The Hidden Cost of Outsourcing Desktop Support
By Alex Kozlov, Compass America
Many organizations seek to reduce the cost of PC ownership by outsourcing
desktop operations. In doing so, they may unwittingly be passing the cost
burden on to end users.
A recent analysis by Compass (www.compassmc.com), a global management
consulting firm specializing in business and IT performance improvement,
shows that outsourcing the desktop tends to increase the cost of end-user
‘self support.’ Specifically, Compass data shows that if 10 percent
of desktop support is outsourced, the total annual cost of end-user self
support is $391 per employee. When 40 percent of desktop support
is outsourced, this cost more than triples, to $1225 per year.
The study is based on several hundred cost and quality analyses of desktop
environments conducted by Compass in 2004.
Compass defines end-user self support as time spent by employees fixing
or trying to fix their own or their colleagues’ PCs. While rarely
measured, self-support is a longstanding hidden cost of PC ownership,
and a significant drain on business productivity.
In addition to distracting employees from their primary job responsibilities,
self support contributes to a wide range of performance problems.
For one thing, do-it-yourselfers often introduce inconsistencies between
standard configurations, thereby reducing compatibility and increasing
demand for central support activity. Self support can also hide
problems from the central support team, so instead of a single investigation
and resolution, the same problem is repeated and resolved many times over.

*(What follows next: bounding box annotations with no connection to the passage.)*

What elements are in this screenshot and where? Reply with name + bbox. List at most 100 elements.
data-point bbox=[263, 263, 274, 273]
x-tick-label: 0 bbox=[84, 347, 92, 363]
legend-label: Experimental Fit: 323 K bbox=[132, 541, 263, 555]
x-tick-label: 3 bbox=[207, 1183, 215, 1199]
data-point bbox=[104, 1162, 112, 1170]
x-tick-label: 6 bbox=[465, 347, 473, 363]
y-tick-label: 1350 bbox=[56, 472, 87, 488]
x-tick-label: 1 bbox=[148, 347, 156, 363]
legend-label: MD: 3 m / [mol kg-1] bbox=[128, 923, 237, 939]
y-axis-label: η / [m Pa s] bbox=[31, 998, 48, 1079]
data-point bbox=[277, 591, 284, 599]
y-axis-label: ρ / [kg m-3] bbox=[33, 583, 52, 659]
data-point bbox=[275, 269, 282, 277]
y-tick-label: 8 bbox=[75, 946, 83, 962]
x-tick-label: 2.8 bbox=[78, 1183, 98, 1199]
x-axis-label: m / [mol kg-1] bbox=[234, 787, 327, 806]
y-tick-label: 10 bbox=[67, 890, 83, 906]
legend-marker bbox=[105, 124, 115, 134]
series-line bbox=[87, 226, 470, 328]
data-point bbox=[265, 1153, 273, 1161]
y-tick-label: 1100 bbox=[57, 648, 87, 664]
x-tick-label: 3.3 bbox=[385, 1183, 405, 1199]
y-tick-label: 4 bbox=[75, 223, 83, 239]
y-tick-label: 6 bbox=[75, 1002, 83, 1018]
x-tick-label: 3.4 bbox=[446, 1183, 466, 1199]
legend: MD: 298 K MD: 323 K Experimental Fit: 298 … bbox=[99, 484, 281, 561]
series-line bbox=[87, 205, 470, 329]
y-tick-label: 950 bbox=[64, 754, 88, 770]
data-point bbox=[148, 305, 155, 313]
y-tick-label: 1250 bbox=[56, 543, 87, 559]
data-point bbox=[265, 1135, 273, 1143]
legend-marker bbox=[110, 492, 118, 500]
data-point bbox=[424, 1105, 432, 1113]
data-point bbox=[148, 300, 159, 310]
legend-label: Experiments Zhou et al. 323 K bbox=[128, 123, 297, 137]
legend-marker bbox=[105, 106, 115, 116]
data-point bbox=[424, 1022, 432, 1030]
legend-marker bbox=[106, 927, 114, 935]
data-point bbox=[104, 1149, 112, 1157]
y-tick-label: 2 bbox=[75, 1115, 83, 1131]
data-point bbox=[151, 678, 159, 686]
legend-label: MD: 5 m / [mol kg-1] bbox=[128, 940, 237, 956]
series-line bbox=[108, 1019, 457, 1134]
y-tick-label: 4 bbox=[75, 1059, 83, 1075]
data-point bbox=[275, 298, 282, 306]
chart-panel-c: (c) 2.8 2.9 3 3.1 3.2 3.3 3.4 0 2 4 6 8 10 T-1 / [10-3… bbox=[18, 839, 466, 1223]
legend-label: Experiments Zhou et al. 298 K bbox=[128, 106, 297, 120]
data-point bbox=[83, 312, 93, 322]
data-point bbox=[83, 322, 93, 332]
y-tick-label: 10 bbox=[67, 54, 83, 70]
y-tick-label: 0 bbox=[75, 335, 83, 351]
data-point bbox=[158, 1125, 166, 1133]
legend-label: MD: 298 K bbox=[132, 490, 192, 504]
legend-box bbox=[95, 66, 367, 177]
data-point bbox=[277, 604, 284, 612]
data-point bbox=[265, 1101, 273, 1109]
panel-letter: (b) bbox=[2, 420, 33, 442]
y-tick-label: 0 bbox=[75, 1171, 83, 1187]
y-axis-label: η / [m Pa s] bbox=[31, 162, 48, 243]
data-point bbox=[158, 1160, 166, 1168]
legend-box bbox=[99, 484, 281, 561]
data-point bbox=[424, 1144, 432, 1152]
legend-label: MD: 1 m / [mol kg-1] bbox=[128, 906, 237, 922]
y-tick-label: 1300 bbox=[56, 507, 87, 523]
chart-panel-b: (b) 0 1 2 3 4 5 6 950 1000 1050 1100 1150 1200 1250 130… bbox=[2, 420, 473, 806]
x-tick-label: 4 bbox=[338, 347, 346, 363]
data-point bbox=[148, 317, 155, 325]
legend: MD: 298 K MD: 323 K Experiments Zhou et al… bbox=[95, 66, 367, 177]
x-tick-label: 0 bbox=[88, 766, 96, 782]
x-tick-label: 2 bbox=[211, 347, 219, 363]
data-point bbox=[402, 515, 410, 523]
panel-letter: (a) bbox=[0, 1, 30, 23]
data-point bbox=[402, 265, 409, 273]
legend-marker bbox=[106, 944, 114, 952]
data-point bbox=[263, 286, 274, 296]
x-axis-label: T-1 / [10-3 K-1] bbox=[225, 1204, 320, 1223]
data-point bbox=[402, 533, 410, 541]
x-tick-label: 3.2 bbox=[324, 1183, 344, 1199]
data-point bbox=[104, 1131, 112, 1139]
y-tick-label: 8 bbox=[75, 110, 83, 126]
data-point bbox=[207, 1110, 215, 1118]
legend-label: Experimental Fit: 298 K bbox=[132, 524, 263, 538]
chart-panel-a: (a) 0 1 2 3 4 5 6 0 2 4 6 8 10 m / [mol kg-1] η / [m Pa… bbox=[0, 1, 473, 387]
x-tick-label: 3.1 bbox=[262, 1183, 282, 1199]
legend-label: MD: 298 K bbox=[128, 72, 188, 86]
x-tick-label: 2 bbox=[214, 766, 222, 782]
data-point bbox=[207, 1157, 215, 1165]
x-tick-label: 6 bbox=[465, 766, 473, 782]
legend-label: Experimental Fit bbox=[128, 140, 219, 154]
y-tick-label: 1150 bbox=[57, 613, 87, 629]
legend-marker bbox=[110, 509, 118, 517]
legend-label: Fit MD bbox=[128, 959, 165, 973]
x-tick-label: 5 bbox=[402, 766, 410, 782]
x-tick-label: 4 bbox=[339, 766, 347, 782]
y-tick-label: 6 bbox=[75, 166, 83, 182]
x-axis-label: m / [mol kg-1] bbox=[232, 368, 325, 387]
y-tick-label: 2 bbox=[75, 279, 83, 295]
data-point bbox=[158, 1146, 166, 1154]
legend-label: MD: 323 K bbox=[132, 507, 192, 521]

Controlling self-support activity is particularly difficult in outsourced
environments because a third party – while well-equipped to support standard
services such as e-mail and MS Office products – struggles to develop
the internal knowledge base needed to effectively support business-specific
applications. To address this challenge,
Compass recommends the following to organizations planning to outsource
· Provide the outsourcer with sufficient training and expertise
to ensure a strong first-line support function. Specifically, focus
on training in business applications and provide an up-to-date and effective
configuration management database. Remember that first-line support
serves as the primary point of contact with the customer base, determines
how business users will judge their IT supplier, and potentially provides
a critical source of business information.
· Establish a first-line incident resolution target rate of at least
70 percent, and provide the support and resources needed to achieve this.
An outsourced single point of contact with a poor first-line resolution
rate is simply adding cost without adding value.
· Avoid paying for the Service Desk on a per call basis. Such a
pricing structure is counter-productive, as it discourages the use of
the Service Desk and encourages additional self-support.